Abidjan — Il devait incarner le renouveau politique ivoirien. Pourtant, Tidjane Thiam, candidat du Parti démocratique de Côte d’Ivoire (PDCI), est officiellement écarté de la présidentielle d’octobre. Son nom, pourtant présent sur la liste électorale provisoire, a disparu de la version définitive publiée par la Commission électorale indépendante (CEI). En réponse, le PDCI a saisi le Comité des droits de l’homme des Nations unies. Un recours qui, au-delà du droit, prend une forte dimension politique.
Une radiation judiciaire contestée
L’ancien banquier international, propulsé en politique en 2023, a été radié des listes électorales par décision de justice le 22 avril dernier. Motif : au moment de son inscription, il détenait encore la nationalité française, bien qu’il ait officiellement renoncé à cette double nationalité en février 2025.
Cette décision a été confirmée par la CEI dans sa publication du 4 juin. Le PDCI, qui dénonce une « manœuvre politique » destinée à écarter les candidats de poids, parle d’une violation flagrante des droits civiques. « C’est un sabotage du processus électoral », martèle un cadre du parti.

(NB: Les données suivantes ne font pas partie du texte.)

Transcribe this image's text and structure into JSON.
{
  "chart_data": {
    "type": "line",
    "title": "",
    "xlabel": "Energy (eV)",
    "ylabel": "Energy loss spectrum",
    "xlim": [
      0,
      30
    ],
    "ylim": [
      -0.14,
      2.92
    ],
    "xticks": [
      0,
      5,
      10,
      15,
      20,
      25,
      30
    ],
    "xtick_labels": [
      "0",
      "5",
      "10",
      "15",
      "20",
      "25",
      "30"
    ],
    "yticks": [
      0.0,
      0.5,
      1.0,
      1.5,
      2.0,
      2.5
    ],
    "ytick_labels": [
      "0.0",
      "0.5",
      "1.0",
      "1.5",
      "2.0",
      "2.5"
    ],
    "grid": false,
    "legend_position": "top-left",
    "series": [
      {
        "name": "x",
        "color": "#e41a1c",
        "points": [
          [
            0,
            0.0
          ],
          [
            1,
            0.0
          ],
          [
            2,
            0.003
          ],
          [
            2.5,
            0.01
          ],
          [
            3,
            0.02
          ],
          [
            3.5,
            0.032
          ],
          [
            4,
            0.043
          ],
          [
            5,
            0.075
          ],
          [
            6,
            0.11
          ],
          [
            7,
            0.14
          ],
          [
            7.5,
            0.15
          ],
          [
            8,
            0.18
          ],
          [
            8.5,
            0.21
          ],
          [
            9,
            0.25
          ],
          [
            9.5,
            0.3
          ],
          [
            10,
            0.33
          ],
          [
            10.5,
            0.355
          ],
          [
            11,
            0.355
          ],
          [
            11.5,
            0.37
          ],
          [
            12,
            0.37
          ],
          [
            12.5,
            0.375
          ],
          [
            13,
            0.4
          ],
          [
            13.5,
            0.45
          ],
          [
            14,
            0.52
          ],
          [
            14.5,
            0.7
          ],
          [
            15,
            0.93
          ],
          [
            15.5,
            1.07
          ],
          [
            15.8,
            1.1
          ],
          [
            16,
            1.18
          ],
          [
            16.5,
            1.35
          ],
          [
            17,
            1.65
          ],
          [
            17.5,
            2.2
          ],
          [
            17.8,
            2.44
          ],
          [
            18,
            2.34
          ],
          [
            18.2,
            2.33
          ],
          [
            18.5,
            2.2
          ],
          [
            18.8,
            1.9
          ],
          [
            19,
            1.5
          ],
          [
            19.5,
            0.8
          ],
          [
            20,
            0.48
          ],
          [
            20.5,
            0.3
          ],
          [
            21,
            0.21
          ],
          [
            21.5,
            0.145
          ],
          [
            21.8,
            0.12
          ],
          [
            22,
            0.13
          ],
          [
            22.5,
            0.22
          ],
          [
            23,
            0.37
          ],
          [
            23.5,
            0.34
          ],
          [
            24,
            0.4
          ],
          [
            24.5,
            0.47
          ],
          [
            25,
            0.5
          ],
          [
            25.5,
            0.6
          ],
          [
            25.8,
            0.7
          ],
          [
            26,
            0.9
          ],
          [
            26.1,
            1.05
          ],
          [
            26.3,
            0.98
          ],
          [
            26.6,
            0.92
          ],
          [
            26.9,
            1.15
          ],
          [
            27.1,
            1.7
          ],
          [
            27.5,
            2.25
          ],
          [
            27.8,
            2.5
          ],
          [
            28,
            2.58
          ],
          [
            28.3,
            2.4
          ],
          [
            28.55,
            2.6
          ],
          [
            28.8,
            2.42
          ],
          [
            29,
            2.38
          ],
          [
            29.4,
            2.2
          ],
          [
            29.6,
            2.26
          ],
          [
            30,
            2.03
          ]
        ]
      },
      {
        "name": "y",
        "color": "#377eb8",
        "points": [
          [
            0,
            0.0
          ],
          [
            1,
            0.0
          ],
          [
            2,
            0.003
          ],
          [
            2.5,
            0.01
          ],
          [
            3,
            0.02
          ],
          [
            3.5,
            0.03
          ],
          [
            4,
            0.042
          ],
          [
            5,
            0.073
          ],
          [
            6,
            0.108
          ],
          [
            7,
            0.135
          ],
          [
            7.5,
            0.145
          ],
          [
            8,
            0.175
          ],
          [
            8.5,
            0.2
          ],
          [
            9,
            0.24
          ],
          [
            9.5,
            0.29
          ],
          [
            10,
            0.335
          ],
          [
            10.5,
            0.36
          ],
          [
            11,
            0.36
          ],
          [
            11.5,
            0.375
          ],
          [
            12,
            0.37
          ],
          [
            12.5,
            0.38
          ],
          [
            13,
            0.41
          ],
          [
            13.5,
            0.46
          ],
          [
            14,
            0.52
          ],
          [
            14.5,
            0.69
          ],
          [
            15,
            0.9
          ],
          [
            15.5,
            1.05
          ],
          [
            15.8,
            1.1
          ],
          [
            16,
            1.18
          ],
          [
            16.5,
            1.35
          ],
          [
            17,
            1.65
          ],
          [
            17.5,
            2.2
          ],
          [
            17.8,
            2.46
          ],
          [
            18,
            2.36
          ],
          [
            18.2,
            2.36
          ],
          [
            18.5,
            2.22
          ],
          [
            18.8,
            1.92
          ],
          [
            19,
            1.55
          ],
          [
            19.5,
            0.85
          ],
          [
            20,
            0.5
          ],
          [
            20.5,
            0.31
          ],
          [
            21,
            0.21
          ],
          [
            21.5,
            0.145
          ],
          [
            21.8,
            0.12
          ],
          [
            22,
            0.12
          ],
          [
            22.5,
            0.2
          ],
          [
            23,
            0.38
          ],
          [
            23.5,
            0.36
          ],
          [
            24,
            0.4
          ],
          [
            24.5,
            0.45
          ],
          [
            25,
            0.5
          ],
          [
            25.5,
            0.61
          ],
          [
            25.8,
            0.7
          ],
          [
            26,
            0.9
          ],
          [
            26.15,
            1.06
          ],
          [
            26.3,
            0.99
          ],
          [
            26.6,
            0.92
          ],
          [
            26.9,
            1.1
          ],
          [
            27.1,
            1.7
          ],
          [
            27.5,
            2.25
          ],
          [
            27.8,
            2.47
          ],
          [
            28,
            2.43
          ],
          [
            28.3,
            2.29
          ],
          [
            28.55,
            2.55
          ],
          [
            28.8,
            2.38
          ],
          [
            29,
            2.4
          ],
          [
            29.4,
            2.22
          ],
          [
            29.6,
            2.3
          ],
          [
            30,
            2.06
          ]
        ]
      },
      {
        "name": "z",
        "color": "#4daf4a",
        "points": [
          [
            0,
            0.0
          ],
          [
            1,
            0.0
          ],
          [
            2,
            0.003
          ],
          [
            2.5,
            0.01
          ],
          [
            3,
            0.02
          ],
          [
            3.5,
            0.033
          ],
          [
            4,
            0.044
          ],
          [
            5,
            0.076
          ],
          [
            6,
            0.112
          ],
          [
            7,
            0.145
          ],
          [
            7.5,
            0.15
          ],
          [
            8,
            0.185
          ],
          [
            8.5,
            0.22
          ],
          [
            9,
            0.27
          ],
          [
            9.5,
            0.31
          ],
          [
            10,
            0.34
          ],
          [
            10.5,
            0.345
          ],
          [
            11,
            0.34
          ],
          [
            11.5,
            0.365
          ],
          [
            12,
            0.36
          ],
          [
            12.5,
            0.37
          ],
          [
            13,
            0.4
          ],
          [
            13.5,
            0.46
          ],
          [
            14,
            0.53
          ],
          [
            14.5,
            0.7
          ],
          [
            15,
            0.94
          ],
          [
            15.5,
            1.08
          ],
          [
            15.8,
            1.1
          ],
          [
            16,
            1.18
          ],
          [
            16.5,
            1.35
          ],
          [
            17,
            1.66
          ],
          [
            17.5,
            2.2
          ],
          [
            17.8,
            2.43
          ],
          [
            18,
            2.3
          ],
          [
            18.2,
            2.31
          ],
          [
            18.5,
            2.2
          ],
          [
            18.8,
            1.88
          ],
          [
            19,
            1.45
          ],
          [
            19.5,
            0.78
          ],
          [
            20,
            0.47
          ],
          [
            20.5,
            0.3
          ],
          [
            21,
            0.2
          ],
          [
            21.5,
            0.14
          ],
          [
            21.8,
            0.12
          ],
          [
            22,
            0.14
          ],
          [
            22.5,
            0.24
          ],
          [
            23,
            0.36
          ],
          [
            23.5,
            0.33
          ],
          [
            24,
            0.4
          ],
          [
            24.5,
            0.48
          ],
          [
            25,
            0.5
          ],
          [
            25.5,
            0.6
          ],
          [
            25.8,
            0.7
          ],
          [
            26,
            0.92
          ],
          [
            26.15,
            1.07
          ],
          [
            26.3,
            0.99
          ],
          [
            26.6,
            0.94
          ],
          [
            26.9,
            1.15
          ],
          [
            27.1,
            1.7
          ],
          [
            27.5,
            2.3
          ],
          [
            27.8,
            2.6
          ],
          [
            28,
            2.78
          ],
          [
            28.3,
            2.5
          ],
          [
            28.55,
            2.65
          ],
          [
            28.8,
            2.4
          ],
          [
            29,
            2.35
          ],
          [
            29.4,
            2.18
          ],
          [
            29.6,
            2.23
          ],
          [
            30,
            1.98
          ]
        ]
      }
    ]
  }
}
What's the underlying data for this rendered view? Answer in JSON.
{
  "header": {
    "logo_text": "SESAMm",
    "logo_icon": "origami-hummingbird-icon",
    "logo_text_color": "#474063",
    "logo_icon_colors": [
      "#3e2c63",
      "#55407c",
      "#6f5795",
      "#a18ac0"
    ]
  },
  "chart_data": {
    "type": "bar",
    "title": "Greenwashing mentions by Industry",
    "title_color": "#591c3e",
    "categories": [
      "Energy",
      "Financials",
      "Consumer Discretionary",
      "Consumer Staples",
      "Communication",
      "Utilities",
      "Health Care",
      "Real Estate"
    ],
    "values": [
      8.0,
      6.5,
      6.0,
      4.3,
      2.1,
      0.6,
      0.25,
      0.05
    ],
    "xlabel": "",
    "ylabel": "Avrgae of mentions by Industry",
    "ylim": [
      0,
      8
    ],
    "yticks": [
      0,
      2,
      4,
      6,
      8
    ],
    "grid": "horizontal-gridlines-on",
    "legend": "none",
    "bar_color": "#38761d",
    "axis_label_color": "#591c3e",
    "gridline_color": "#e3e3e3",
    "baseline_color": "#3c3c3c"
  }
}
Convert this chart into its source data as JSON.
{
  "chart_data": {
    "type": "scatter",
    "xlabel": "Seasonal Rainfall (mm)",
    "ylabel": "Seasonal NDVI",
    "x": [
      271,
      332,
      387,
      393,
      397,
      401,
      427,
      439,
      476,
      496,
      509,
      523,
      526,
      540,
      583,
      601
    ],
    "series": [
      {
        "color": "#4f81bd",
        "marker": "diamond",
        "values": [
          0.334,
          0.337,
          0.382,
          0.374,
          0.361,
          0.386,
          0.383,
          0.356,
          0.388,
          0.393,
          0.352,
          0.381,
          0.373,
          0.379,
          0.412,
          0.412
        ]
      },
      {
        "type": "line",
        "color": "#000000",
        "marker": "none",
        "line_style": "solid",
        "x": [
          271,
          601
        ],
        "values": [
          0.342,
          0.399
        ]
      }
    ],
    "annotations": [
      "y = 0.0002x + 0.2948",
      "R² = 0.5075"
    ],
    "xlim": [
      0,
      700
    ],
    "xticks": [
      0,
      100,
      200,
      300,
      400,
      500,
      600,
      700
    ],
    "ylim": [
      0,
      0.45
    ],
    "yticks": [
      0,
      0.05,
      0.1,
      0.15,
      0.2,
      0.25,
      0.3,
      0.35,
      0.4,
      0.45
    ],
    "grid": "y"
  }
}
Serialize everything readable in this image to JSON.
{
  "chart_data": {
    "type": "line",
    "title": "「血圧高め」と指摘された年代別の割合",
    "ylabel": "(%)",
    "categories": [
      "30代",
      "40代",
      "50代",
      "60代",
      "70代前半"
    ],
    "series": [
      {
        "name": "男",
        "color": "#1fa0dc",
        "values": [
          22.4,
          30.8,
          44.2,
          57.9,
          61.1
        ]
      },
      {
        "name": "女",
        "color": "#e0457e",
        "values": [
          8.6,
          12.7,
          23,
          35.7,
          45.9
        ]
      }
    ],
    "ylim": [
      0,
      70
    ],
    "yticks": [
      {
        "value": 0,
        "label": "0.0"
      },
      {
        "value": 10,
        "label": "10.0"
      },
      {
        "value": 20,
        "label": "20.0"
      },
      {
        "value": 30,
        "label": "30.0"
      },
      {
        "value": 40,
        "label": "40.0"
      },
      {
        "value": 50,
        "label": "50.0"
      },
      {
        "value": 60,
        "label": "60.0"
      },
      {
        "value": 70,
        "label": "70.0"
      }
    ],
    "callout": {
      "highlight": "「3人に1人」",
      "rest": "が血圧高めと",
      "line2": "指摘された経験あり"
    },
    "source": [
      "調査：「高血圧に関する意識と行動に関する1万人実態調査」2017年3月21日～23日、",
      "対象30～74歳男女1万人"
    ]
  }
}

Une opposition vidée de ses figures
Tidjane Thiam n’est pas le seul à être éliminé. L’ancien président Laurent Gbagbo est également exclu, en raison d’une condamnation judiciaire datant de 2018. L’ex-Premier ministre Guillaume Soro, toujours en exil, et Charles Blé Goudé, débouté de sa demande de réintégration, ne figurent pas non plus sur la liste. C’est une grande partie de l’opposition historique qui se retrouve ainsi neutralisée.
Le climat préélectoral se crispe. Des observateurs évoquent une dérive vers une élection verrouillée, où la compétition démocratique se vide de son sens.
Un recours à l’ONU : politique avant tout
Face à l’impasse judiciaire nationale, le PDCI a saisi le Comité des droits de l’homme des Nations unies, un organe basé à Genève chargé de veiller au respect du Pacte international relatif aux droits civils et politiques. Ce recours invoque la violation du droit fondamental de Tidjane Thiam à participer à une élection en tant que citoyen éligible.
Cependant, il faut le souligner : le Comité n’a pas de pouvoir contraignant. Il peut formuler des recommandations et condamner l’État sur le plan moral, mais ne peut obliger la Côte d’Ivoire à réintégrer Tidjane Thiam sur les listes.
Le recours est donc surtout symbolique et stratégique. Il vise à alerter l’opinion publique, à mobiliser la communauté internationale, et à mettre sous pression un régime déjà accusé de verrouiller le jeu électoral. C’est une façon de transformer une exclusion juridique en bataille politique.
Une bataille pour la légitimité
Pour les partisans de Thiam, ce recours à l’ONU est un cri d’alarme. Lors de leur meeting du 31 mai à Abidjan, ils affichaient un message clair : « Une élection sans Thiam, c’est une démocratie amputée ». À travers cette exclusion, c’est la crédibilité du scrutin qui est en jeu.
Tandis que le président Alassane Ouattara n’a pas encore annoncé s’il sera candidat à sa propre succession, le climat politique devient de plus en plus tendu. Le rejet successif des principales figures de l’opposition semble baliser le terrain pour un scrutin à sens unique.
L’exclusion de Tidjane Thiam illustre les fractures profondes de la démocratie ivoirienne. En saisissant l’ONU, le PDCI sait qu’il n’obtiendra pas une réintégration forcée, mais il espère gagner sur un autre terrain : celui de la légitimité. À six mois de la présidentielle, la Côte d’Ivoire est à la croisée des chemins. Le recours au droit international marque le début d’une nouvelle phase : celle d’un combat diplomatique pour faire entendre une voix étouffée.